The door to the mysterious sixth hallway at North Quincy High School,

”It was fucking disgusting,” claimed Officer Nico Haylen, Quincy's favorite diabetic cop, recently put in charge of the one-man task force set forth for the purpose of tracking down the elusive Great One Killer. “I’m not exactly sure what the O’Jays were proposing in their hit song, ‘Love Train,’ but it would probably look a little like what I saw in that hallway. And I'm not one for public displays of affection---trust me---there's just something about 'em that irks me. I'm not sure if anybody's ever seen two punk rock kids making out, or not, but it's a little bit weird. It's basically like watching a homeless couple make out. There's really no difference.”

Sources present at the gathering claim that the police’s heavy-handed presence did little to deter the concert. While many of the people there attempted to keep a somewhat low profile in order to postpone the event being shutdown by cops, others where not so calm.

Joe O’Connell, a history-loving graduate of North Quincy High with a devil-may-care demeanor, was spotted by a police helicopter “firing hot clam chowder” down from the roof onto people milling around on Hancock Street below. O’Connell vanished in a cloud of smoke when officers tried apprehending him.

Springa, former vocalist for renowned Boston hardcore band, SSD, was arrested in the high school’s front parking lot after being repeatedly mistaken for both Beetlejuice and Bobcat Goldthwait, and refusing to sign autographs.

Former KGB operative and recent KFC customer, YoYo Stah of the Merrymount section of Quincy, was issued repeated warnings to stop revving a motorcycle loudly on the inside 2nd floor bridge of the school. Stah later acquiesced and promised to "keep it under twenty miles-per-hour,” as neighbors were trying to sleep. He was also issued a citation for dragging the body of a dead horse around inside a school zone.

While first reports estimated attendance at the illegal concert to be in the hundreds, it was later revealed that much of the city's population had attended at one point, or another, during the night. This is rumored to have been the cause of much anger and resentment from Mayor Koch’s office as the mayor and his top aide were visibly upset for not having been invited at all.

Author's Note: The Quincy Scallion is in no way affiliated with North Quincy High School, and chooses to remain impartial when it comes to schools. Therefore, we wish both the North Quincy High School Red Raiders and the Quincy High School Presidents an excellent upcoming football season.
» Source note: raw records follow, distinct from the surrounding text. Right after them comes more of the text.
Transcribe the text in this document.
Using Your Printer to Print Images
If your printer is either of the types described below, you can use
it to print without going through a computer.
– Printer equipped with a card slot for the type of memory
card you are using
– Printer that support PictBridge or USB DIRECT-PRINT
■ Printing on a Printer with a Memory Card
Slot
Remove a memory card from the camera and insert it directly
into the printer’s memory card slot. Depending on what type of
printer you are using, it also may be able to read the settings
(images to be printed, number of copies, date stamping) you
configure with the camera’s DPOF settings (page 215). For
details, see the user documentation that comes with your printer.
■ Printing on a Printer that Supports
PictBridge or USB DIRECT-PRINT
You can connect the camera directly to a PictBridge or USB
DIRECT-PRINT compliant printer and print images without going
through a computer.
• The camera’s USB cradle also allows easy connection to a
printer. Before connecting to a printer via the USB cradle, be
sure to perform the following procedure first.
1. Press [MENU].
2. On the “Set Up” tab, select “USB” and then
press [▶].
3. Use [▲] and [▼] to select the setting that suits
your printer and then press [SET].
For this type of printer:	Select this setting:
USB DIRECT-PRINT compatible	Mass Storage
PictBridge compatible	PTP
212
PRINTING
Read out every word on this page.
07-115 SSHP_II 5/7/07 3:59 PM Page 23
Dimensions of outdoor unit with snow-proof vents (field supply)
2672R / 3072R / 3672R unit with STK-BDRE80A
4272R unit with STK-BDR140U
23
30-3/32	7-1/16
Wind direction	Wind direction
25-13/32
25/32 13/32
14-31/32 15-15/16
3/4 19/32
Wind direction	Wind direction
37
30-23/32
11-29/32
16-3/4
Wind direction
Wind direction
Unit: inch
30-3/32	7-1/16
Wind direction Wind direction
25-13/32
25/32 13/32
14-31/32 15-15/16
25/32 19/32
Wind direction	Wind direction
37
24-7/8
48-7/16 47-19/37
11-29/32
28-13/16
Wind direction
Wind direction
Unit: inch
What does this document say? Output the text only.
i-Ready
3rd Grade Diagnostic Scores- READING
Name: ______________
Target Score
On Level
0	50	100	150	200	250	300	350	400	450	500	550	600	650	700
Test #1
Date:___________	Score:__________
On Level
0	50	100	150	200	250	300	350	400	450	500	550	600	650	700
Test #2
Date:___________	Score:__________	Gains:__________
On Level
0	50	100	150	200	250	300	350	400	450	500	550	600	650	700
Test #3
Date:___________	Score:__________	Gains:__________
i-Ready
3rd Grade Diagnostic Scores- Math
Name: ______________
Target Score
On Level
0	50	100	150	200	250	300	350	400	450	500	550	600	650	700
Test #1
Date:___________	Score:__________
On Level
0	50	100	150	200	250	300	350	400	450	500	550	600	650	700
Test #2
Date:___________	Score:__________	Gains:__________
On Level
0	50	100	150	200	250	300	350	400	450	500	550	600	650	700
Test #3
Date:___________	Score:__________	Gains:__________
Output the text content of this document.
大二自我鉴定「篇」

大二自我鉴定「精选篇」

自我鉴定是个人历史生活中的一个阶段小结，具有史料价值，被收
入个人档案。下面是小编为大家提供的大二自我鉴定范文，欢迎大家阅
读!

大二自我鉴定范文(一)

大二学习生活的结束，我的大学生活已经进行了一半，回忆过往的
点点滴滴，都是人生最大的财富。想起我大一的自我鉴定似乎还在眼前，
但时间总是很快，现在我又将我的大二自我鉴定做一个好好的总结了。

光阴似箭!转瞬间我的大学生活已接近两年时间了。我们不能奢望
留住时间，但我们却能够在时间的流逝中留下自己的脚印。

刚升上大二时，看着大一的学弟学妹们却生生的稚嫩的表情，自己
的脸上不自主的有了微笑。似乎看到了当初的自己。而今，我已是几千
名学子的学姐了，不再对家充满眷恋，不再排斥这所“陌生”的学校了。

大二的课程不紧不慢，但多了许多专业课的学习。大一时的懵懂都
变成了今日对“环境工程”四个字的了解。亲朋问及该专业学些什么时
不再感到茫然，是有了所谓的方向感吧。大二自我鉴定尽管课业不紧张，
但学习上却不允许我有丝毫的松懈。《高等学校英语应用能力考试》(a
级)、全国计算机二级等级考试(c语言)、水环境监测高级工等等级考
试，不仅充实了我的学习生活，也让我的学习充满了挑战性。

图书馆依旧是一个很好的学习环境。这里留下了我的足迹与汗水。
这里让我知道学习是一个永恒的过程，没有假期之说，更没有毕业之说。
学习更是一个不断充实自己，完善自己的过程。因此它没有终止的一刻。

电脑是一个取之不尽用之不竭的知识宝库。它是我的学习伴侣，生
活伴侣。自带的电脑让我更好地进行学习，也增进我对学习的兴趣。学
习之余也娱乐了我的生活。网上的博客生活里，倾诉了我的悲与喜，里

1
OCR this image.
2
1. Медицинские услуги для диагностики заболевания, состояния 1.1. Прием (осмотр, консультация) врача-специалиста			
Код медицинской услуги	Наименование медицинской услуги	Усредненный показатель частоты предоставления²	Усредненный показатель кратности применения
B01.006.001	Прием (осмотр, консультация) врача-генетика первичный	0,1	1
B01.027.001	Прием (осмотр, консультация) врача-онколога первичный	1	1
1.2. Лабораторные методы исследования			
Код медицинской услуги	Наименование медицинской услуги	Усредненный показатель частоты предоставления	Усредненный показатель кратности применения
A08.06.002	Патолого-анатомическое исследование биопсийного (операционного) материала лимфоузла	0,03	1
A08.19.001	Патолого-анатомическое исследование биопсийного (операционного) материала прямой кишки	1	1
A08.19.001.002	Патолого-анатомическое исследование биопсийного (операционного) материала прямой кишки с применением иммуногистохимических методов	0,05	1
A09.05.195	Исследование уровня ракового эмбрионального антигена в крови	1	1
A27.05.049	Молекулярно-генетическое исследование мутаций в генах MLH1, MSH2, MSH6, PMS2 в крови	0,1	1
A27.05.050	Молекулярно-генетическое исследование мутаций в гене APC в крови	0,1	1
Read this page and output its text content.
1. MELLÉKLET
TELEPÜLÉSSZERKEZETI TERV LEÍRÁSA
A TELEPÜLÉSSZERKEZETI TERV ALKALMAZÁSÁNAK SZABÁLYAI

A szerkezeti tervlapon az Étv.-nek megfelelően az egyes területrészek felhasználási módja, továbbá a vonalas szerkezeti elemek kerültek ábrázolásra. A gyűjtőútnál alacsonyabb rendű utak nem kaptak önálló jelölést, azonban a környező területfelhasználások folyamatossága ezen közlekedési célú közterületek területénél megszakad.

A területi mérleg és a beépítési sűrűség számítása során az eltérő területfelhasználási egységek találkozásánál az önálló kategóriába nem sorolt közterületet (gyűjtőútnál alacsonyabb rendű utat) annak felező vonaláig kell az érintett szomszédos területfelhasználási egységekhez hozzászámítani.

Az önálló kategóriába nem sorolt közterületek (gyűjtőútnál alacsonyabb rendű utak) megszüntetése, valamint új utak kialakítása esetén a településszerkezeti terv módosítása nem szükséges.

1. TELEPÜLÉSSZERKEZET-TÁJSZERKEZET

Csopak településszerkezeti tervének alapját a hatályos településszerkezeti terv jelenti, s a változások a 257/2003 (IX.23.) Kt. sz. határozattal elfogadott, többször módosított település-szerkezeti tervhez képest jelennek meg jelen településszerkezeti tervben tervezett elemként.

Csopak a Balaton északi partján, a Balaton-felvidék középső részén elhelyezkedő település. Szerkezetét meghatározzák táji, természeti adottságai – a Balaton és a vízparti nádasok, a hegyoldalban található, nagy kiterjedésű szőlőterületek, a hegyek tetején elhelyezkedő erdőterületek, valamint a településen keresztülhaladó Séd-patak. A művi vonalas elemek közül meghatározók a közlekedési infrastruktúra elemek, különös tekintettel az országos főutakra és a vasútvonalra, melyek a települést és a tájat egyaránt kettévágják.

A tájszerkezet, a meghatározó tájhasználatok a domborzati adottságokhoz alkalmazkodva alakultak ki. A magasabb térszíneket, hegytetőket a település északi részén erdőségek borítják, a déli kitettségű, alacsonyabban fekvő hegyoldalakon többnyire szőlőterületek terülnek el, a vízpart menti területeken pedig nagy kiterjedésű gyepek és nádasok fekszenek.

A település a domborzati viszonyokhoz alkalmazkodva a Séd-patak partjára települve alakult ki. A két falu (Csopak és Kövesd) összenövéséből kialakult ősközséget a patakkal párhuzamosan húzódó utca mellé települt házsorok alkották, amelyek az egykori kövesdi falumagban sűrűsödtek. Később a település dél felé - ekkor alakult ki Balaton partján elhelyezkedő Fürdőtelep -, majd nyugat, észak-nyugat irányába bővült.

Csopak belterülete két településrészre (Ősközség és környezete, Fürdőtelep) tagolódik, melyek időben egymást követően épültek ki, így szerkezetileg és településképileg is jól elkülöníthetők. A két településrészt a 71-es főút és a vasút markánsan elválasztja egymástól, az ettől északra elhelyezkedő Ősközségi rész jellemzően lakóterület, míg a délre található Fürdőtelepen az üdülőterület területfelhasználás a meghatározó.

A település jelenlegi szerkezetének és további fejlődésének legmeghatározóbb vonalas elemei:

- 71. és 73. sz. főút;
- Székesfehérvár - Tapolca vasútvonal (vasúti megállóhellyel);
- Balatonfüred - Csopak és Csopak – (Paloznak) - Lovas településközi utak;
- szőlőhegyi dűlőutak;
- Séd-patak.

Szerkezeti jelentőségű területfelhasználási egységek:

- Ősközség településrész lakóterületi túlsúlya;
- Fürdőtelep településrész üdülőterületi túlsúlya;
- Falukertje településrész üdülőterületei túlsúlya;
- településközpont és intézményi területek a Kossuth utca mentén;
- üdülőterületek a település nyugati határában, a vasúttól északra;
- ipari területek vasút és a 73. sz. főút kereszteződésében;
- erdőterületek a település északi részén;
In the immortal words of Peaches, who just happens to be one of the most shameless and disgusting whores I have ever seen in my entire life, "Stay in school, cuz it's the best."

5 comments:

3F1L4ZDN0M41D said...

You left that Slapshot cd in my car yo

sweden said...

That's what all the hallways looked like back in my drug days..

slow pussy said...

Good story but a more pressing matter is the current display of Quincy culture by a group called Wasted Talent. Check out their video on YouTube called...ready..."Khed." Khed as in kid. Is it a raping of Quincy culture or is it homage? I don't know but I'm kinda angry.

Steven said...

I checked out the "khed" video. It's someone named Paul Foley and Nabo from the Porn Theater Ushers who is a pretty good khed.

Anonymous said...

I cant believe YoYo Stah was on site for this one, a truely unique event thanks for the coverage Scallion.